Two approaches to eliminating credit card debt
Just as teachers often use different techniques to explain concepts to students, financial advisors can typically recommend different ways for clients to eliminate debt. Countless people in Florida and beyond carry consumer debts like credit cards, but do not know the best way to pay off their loans. Fortunately, there are a couple different approaches people can take to understanding and eliminating debt for good.
The snowball approach
When individuals implement the snowball technique they first pay off the balance on smaller loans before using that money to pay off larger debts. By starting small and moving their way up, many people gain a tangible sense of accomplishment.

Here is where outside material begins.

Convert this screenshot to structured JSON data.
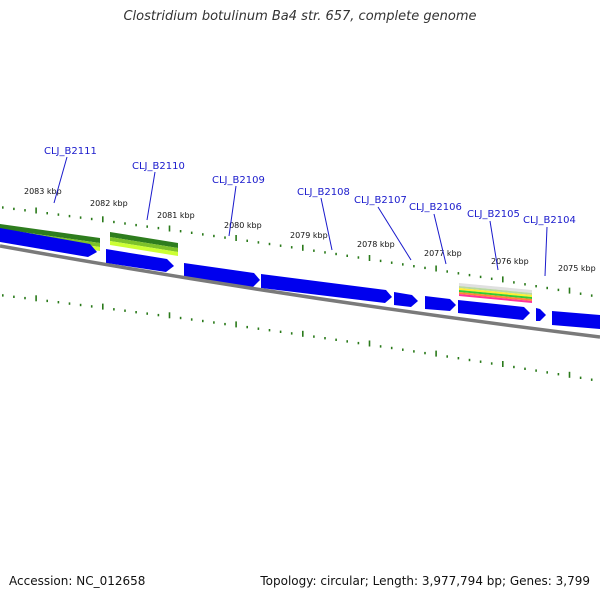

The advantages of this technique were recognized in a Northwestern University study, which found that people that used the snowball approach were generally more successful at eliminating their debt entirely. That is not to say, however, that snowballing is the only or best technique.
Because the snowball approach does little to address the issue of interest charges, many financial advisors would recommend starting from the top instead. Individuals can actually save money in the long run by paying down debt on loans with high interest rates first. This approach is more lucrative over time, but may not offer the short term encouragement some people need.
Ultimately, it’s up to each person to address their financial situation in the way that is the most reasonable and realistic to them. By committing to a plan, individuals can begin to tackle their credit card debt and move forward with their lives.